Women face violence and discrimination on account of our gender. Trans women of color face violence and murder at horrific rates. Sexual harassment and assault in workplaces and campuses are still endemic. The pay gap across gender, and especially between white men and Black, Latinx and Indigenous women, is a chasm. The United States has the highest maternal and infant mortality rates in the industrialized world, yet employers are given the right to deny us coverage of contraception, and elected officials block access to health coverage and then dare to ban abortion even in cases of rape and incest.
Righting these wrongs and defending democracy are inseparable imperatives.
That is why we are working to protect and expand voting rights and the ability to vote safely and conveniently — especially in communities of color. We recently released a letter signed by nearly 300 women faith leaders calling on Congress and the Trump administration to restore the full functioning of the United States Postal Service, which the president’s appointees have unconstitutionally undermined. Many of our organizations have been registering voters and laying the groundwork for civic engagement for years. We are ready to reclaim democracy from voter suppression and white supremacy between now and November.
Looking ahead, we believe our government is capable of passing policies that make this nation a far more just, equitable and safe place — a more perfect union — in the near future. We believe no human being is illegal and everyone has a right to dignity and to pursue better opportunities for their future. We believe families belong together, DACA recipients are at home here, and there should be a path to citizenship for every person who wants it.
We believe no matter how you identify or who you love, you are welcome in our congregations and at our tables and you deserve complete equality and dignity in every facet of American life.
We know women have the agency and right to make health care decisions based on their beliefs, their needs and the needs of their families.
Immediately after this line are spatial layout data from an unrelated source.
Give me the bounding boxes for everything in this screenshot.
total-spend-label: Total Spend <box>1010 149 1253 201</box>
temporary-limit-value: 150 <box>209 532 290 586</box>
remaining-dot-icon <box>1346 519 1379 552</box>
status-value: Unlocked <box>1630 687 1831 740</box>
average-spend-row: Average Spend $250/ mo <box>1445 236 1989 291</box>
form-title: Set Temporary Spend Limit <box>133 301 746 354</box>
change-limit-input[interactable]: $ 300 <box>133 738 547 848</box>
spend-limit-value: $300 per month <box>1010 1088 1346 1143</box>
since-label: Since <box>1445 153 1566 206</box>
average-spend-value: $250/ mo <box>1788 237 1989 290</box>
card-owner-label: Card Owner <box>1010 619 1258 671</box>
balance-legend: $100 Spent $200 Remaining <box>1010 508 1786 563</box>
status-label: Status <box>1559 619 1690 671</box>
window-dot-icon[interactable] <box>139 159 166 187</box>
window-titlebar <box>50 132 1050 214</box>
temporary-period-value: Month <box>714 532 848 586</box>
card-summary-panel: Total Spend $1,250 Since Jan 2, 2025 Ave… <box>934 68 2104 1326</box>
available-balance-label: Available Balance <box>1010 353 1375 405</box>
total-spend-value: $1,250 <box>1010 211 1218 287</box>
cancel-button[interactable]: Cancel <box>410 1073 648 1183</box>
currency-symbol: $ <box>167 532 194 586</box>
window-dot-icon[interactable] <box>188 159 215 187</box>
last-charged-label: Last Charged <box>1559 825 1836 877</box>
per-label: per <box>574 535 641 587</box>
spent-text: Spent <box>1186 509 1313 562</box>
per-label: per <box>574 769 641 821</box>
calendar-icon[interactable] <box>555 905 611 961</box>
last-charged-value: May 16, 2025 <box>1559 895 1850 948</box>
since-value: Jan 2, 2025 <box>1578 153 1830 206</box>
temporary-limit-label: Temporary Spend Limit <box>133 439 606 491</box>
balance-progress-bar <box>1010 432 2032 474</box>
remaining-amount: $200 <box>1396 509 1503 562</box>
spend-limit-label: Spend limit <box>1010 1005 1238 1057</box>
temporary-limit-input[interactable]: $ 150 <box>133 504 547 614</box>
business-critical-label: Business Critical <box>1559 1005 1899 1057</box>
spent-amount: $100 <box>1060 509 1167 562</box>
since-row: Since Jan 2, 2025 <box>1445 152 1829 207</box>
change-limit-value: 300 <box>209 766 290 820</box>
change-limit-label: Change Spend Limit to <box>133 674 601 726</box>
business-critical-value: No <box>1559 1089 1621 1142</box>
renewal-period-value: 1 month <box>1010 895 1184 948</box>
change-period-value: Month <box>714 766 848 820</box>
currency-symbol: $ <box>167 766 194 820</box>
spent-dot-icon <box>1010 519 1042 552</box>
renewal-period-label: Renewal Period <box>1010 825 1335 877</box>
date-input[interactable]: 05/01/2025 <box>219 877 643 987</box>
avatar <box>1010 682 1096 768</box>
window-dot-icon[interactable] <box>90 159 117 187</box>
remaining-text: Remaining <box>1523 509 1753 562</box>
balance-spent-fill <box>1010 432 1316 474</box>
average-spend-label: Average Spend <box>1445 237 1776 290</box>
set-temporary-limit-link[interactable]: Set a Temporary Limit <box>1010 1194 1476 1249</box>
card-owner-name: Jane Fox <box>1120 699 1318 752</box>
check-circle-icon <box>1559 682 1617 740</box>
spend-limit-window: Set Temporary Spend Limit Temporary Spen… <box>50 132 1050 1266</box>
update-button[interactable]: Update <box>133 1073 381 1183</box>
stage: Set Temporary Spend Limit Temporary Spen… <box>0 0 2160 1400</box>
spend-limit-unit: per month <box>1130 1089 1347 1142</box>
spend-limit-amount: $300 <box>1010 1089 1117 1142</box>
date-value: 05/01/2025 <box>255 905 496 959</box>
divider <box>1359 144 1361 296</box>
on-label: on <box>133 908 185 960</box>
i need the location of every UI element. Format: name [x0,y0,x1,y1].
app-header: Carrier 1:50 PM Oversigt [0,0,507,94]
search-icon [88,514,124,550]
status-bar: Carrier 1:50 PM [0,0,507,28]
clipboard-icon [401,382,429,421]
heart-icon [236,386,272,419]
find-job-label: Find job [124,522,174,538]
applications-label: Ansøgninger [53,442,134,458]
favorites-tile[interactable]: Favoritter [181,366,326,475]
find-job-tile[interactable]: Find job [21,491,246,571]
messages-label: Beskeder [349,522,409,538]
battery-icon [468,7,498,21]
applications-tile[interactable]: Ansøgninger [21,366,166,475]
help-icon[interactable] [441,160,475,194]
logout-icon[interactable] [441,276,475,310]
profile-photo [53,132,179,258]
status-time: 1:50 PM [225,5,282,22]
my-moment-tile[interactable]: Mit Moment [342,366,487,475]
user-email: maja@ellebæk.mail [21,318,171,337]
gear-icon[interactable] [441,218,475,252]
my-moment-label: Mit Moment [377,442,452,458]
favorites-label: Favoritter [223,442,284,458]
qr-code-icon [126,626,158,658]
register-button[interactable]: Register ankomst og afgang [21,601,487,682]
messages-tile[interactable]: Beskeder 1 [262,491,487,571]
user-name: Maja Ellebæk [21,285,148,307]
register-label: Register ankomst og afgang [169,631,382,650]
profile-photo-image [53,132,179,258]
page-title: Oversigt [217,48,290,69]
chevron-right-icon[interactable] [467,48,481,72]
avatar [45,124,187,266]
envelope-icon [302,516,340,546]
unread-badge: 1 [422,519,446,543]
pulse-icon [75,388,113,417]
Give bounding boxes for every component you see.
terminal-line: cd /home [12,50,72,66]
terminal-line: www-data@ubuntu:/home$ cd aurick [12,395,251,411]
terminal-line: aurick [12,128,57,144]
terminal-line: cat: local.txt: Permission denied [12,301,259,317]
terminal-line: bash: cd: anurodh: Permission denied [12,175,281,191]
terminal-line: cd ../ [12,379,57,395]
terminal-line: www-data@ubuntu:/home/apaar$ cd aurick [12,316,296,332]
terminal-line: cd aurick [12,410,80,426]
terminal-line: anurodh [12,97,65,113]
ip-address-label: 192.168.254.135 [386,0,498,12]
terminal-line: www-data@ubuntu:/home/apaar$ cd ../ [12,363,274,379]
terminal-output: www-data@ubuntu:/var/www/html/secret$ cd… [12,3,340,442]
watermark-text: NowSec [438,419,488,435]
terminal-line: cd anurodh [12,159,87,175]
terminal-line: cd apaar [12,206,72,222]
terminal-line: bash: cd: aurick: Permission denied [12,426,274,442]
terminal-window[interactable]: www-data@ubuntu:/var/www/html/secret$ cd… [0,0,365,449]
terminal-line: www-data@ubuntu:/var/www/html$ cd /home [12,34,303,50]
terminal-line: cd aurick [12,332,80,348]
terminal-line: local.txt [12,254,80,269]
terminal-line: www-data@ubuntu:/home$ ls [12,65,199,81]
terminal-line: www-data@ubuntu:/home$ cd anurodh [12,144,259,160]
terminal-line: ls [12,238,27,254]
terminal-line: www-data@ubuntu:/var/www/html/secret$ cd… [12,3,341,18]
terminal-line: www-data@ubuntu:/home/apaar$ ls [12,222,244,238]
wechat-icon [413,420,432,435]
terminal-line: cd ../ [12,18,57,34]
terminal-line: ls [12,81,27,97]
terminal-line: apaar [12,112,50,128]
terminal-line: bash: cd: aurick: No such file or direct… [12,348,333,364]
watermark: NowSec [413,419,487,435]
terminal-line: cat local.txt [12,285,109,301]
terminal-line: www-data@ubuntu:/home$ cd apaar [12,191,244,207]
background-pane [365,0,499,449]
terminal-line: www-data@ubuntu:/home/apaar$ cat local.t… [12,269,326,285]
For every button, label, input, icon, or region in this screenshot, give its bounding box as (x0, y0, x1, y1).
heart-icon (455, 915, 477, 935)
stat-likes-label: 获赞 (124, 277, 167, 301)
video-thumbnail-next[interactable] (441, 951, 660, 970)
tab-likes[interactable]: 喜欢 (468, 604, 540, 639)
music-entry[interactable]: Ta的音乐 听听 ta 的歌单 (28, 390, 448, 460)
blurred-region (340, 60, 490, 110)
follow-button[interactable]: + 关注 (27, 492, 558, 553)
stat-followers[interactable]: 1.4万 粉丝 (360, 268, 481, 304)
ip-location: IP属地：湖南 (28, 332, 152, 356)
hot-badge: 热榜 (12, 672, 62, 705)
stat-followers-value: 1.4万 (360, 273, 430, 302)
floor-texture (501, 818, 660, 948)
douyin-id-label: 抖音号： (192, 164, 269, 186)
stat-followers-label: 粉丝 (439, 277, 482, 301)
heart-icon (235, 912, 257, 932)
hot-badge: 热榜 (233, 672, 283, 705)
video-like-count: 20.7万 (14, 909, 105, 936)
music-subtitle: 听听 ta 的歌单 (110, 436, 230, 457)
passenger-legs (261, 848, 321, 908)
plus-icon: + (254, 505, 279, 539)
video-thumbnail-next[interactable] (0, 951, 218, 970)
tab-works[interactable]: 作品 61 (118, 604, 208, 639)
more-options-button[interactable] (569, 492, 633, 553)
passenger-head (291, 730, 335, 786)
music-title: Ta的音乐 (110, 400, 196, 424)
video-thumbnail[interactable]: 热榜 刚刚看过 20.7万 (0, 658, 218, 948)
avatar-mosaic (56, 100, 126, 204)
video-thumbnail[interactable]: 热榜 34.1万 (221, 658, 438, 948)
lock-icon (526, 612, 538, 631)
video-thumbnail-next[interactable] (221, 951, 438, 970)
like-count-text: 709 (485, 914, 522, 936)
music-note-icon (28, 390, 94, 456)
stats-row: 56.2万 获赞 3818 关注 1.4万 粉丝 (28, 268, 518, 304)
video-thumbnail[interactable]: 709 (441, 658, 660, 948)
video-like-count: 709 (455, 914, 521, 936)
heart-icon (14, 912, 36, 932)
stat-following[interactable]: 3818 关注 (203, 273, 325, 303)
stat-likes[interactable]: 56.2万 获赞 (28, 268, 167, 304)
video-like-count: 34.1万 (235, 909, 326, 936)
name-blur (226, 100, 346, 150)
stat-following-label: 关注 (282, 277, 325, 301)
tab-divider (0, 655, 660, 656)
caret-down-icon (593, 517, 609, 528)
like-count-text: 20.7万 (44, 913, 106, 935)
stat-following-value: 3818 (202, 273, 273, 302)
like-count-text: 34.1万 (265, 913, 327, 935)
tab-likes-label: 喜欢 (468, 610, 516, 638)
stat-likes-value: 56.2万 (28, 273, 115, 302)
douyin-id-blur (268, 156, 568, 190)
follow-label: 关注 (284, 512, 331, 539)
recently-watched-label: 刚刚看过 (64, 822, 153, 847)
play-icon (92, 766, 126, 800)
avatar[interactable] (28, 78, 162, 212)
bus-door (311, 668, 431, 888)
Moral autonomy regarding the starting or growing of a family belongs to people who bear children, not to politicians.
We demand equal pay for equal work and decry the massive wealth gap that leaves some mothers and children starving and without shelter while a powerful few hoard more than can be spent in a dozen lifetimes.
Every holy text we follow, from the Quran, Torah and Bible to the teachings of the Guru Granth Sahib, demands a moral obligation to the most marginalized people in society. Our Scriptures and traditions overflow with examples of lives in service to others in pursuit of justice and mercy. It is on their authority that we stand and reexamine what it means to be faithful at a time so marred by racism, hatred and division.
We are united by our religious teachings to pursue justice, equality and dignity for all. We call on all women to unite this November and beyond around these shared beliefs — and to vote accordingly.
(By the Rev. Jennifer Butler, Bishop Mariann Budde, Blair Imani, Valarie Kaur, Shannon Dingle, Sister Simone Campbell, Stosh Cotler, Linda Sarsour and Lisa Sharon Harper. The views expressed in this commentary do not necessarily reflect those of Religion News Service.)